Exercise

Keeping active is an important part of everyday life, whether you want to simply keep healthy, lose a bit of weight, or whether it forms part of your weight loss surgery treatment plan. NHS Health Scotland provides guidance on how much exercise we should all be doing to keep fit and healthy. If you have had weight loss surgery with us, or are planning to do so, you will receive expert guidance from our team on what activity you should be doing. Keeping or becoming active is an excellent part of preparation for any type of surgery; graduated activity/ exercise following surgery is important too. It is important to remember that weight loss surgery affects core abdominal muscles in the immediate post-operative period and therefore any type of activity affecting core tissues should be carefully undertaken and graduated up to a level that you are comfortable with (especially if you are new to exercise). Regular activity assists with weight loss (and ultimately weight maintenance) together with modifying appetite and addressing the issue of skin laxity. Activity should always be at your own pace; exercise of any kind is not recommended until 10-14 days following surgery.

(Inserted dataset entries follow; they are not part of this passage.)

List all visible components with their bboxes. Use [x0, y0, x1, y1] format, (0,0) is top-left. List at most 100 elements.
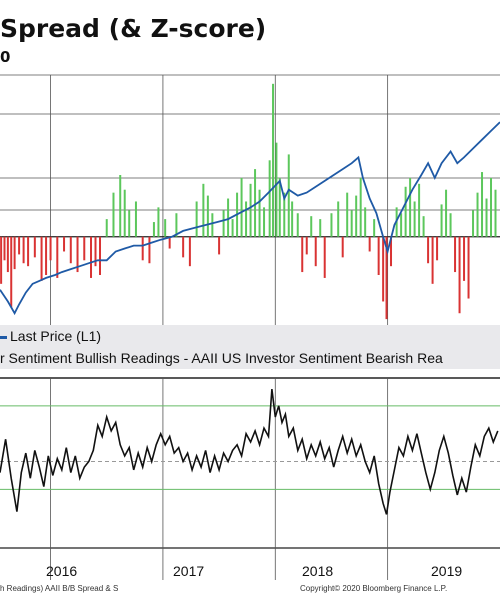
x-tick-label: 2019	[431, 563, 463, 579]
spread-bars	[0, 83, 497, 320]
bearish-bar	[0, 236, 3, 284]
bullish-bar	[128, 210, 131, 237]
price-line-group	[0, 121, 500, 316]
chart-title: Spread (& Z-score)	[0, 14, 267, 43]
x-tick-label: 2016	[46, 563, 78, 579]
bullish-bar	[123, 189, 126, 237]
bearish-bar	[83, 236, 86, 261]
bullish-bar	[346, 192, 349, 237]
bullish-bar	[202, 183, 205, 237]
bullish-bar	[275, 142, 278, 237]
bullish-bar	[175, 213, 178, 237]
bearish-bar	[13, 236, 16, 270]
bearish-bar	[463, 236, 466, 281]
chart-subtitle: 0	[0, 48, 11, 66]
bullish-bar	[157, 207, 160, 237]
bearish-bar	[18, 236, 21, 255]
legend-price: Last Price (L1)	[0, 325, 500, 347]
bullish-bar	[206, 195, 209, 237]
bullish-bar	[249, 183, 252, 237]
bullish-bar	[164, 219, 167, 237]
bearish-bar	[218, 236, 221, 255]
bearish-bar	[3, 236, 6, 261]
bearish-bar	[454, 236, 457, 273]
bearish-bar	[368, 236, 371, 252]
bullish-bar	[413, 201, 416, 237]
price-legend-swatch	[0, 335, 7, 339]
bullish-bar	[409, 177, 412, 237]
bearish-bar	[27, 236, 30, 267]
bullish-bar	[258, 189, 261, 237]
bearish-bar	[168, 236, 171, 249]
bullish-bar	[449, 213, 452, 237]
bearish-bar	[301, 236, 304, 273]
bearish-bar	[33, 236, 36, 258]
bullish-bar	[485, 198, 488, 237]
bearish-bar	[148, 236, 151, 264]
bullish-bar	[291, 201, 294, 237]
bullish-bar	[364, 207, 367, 237]
bearish-bar	[323, 236, 326, 278]
bearish-bar	[390, 236, 393, 267]
bullish-bar	[227, 198, 230, 237]
zscore-line-group	[0, 389, 499, 515]
bearish-bar	[182, 236, 185, 258]
bottom-panel-grid	[0, 377, 500, 580]
bearish-bar	[90, 236, 93, 278]
bearish-bar	[382, 236, 385, 302]
bullish-bar	[211, 213, 214, 237]
bullish-bar	[350, 210, 353, 237]
bullish-bar	[418, 183, 421, 237]
bearish-bar	[314, 236, 317, 267]
bearish-bar	[63, 236, 66, 252]
bullish-bar	[319, 219, 322, 237]
bullish-bar	[355, 195, 358, 237]
bullish-bar	[330, 213, 333, 237]
bearish-bar	[305, 236, 308, 255]
bullish-bar	[231, 219, 234, 237]
bearish-bar	[76, 236, 79, 273]
bearish-bar	[69, 236, 72, 264]
bullish-bar	[296, 213, 299, 237]
bullish-bar	[134, 201, 137, 237]
bearish-bar	[22, 236, 25, 264]
bearish-bar	[427, 236, 430, 264]
bullish-bar	[278, 177, 281, 237]
bullish-bar	[494, 189, 497, 237]
series-legend-label: r Sentiment Bullish Readings - AAII US I…	[0, 350, 443, 366]
bullish-bar	[472, 210, 475, 237]
bullish-bar	[254, 169, 257, 237]
bearish-bar	[467, 236, 470, 299]
bearish-bar	[10, 236, 13, 308]
price-line	[0, 121, 500, 316]
bearish-bar	[40, 236, 43, 281]
bearish-bar	[188, 236, 191, 267]
bullish-bar	[476, 192, 479, 237]
bearish-bar	[56, 236, 59, 278]
x-tick-label: 2018	[302, 563, 334, 579]
bearish-bar	[94, 236, 97, 267]
bullish-bar	[263, 207, 266, 237]
bearish-bar	[141, 236, 144, 261]
bullish-bar	[152, 222, 155, 237]
bullish-bar	[245, 201, 248, 237]
bullish-bar	[337, 201, 340, 237]
bullish-bar	[105, 219, 108, 237]
bullish-bar	[272, 83, 275, 237]
bullish-bar	[195, 201, 198, 237]
bearish-bar	[431, 236, 434, 284]
bearish-bar	[341, 236, 344, 258]
bullish-bar	[119, 175, 122, 237]
bullish-bar	[268, 160, 271, 237]
x-tick-label: 2017	[173, 563, 205, 579]
bullish-bar	[373, 219, 376, 237]
bullish-bar	[287, 154, 290, 237]
bearish-bar	[6, 236, 9, 273]
bearish-bar	[436, 236, 439, 261]
bullish-bar	[222, 210, 225, 237]
footer-copyright: Copyright© 2020 Bloomberg Finance L.P.	[300, 584, 448, 593]
footer-source: h Readings) AAII B/B Spread & S	[0, 584, 119, 593]
bullish-bar	[310, 216, 313, 237]
bullish-bar	[445, 189, 448, 237]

We do however follow the principles NHS Health Scotland's guidance closely:
https://www.nhsinform.scot/healthy-living/keeping-active/getting-started/types-of-exercise

How much exercise should I do?

The main recommendation for physical activity is:

30 minutes of moderate [aerobic, or ‘cardio’] physical activity on at least five days a week for adults. Activities may include: [increasingly] brisk walking, gentle cycling [level ground], golfing or swimming, water aerobics, easy yoga or doubles tennis. In addition, gardening and housework make good starter activities.

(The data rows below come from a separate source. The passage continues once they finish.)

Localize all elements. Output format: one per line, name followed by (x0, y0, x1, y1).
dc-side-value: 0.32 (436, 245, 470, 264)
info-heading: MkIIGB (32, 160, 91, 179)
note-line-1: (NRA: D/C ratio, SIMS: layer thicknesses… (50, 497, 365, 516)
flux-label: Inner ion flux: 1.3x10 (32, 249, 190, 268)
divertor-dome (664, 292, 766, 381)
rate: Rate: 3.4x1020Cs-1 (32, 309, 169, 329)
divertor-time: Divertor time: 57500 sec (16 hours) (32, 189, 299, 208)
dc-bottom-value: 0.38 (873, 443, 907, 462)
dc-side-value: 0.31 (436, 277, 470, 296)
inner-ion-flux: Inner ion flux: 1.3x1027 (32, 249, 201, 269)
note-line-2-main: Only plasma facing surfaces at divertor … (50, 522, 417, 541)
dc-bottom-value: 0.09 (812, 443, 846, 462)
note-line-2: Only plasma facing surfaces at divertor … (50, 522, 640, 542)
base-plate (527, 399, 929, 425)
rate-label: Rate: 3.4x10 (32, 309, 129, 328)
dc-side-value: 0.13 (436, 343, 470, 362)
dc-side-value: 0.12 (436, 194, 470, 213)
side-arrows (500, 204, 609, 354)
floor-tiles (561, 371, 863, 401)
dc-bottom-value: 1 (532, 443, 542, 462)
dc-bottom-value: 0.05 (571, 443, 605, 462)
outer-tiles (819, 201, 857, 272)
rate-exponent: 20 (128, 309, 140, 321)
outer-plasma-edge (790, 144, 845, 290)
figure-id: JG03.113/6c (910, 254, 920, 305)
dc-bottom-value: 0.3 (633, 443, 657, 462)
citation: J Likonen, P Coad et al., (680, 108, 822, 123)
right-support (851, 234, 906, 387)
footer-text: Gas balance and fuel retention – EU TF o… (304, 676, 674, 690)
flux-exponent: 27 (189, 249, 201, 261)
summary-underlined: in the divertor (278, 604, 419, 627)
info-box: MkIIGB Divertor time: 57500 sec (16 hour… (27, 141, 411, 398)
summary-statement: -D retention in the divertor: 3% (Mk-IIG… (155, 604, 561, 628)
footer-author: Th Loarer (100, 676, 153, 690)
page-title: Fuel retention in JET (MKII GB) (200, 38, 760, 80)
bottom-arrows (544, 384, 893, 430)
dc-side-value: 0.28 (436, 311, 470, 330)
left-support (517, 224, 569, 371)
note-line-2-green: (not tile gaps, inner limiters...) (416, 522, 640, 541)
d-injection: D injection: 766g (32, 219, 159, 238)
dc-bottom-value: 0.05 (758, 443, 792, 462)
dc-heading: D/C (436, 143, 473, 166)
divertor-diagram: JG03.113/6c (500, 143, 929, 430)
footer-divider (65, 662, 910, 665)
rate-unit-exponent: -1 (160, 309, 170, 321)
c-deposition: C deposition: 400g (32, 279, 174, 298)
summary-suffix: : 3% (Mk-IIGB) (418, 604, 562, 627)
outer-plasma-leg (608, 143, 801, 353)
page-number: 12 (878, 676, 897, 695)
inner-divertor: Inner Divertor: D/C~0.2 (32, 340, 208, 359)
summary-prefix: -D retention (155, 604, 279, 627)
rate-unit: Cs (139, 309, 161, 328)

How do I know if I am performing activity at the correct intensity?

You should be aware of an increasing heart rate, breathing becomes more obvious and you should feel warmer. You should still be able to talk [without gasping] while you are walking.

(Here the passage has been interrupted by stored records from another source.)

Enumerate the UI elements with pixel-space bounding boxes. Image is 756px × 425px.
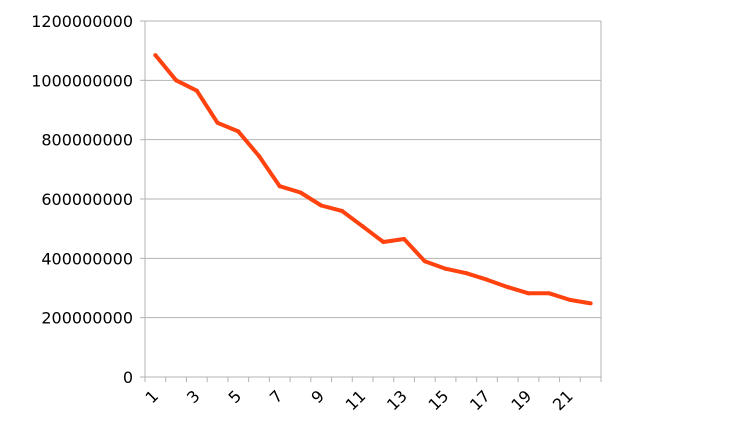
data-point bbox=[485, 277, 489, 282]
x-tick-label: 3 bbox=[183, 386, 204, 407]
y-tick-label: 1200000000 bbox=[31, 12, 133, 31]
data-point bbox=[257, 153, 261, 158]
data-point bbox=[236, 129, 241, 134]
data-point bbox=[422, 259, 427, 264]
y-tick-label: 0 bbox=[123, 368, 133, 387]
data-point bbox=[153, 53, 158, 58]
data-point bbox=[215, 120, 220, 125]
x-tick-label: 9 bbox=[307, 386, 328, 407]
data-point bbox=[547, 291, 552, 296]
x-tick-label: 19 bbox=[507, 386, 535, 414]
data-point bbox=[402, 237, 407, 242]
series-line-0 bbox=[153, 53, 591, 306]
x-tick-label: 15 bbox=[425, 386, 453, 414]
data-point bbox=[588, 301, 593, 306]
x-tick-label: 21 bbox=[549, 386, 577, 414]
x-tick-label: 7 bbox=[266, 386, 287, 407]
y-tick-label: 200000000 bbox=[41, 309, 133, 328]
y-tick-label: 600000000 bbox=[41, 190, 133, 209]
data-point bbox=[505, 285, 510, 290]
x-axis-tick-labels: 1 3 5 7 9 11 13 15 17 19 21 bbox=[142, 386, 577, 414]
x-tick-label: 17 bbox=[466, 386, 494, 414]
data-point bbox=[464, 271, 469, 276]
data-point bbox=[443, 266, 448, 271]
data-point bbox=[298, 190, 303, 195]
data-point bbox=[174, 78, 179, 83]
data-point bbox=[360, 224, 365, 229]
x-tick-label: 1 bbox=[142, 386, 163, 407]
data-point bbox=[339, 208, 344, 213]
axes bbox=[140, 20, 602, 382]
data-point bbox=[526, 291, 531, 296]
gridlines bbox=[145, 20, 601, 319]
data-point bbox=[194, 88, 199, 93]
x-tick-label: 5 bbox=[224, 386, 245, 407]
y-tick-label: 400000000 bbox=[41, 249, 133, 268]
data-point bbox=[381, 240, 386, 245]
data-point bbox=[567, 297, 572, 302]
data-point bbox=[319, 203, 324, 208]
y-tick-label: 800000000 bbox=[41, 131, 133, 150]
data-point bbox=[277, 184, 282, 189]
x-tick-label: 13 bbox=[383, 386, 411, 414]
y-axis-tick-labels: 0 200000000 400000000 600000000 800000000 100… bbox=[31, 12, 133, 387]
series-group bbox=[153, 53, 593, 306]
x-tick-label: 11 bbox=[342, 386, 370, 414]
y-tick-label: 1000000000 bbox=[31, 71, 133, 90]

Is it useful to increase the level of activity?

For the most part, regular activity of any kind is valuable. However, should you want to increase the pace and intensity then you can move to a more vigorous level when you think is appropriate. During the weight loss process, it is important to maintain lean tissue [muscle mass]; activity focusing on more resistance may assist this process [ask your dietitian for appropriate advice].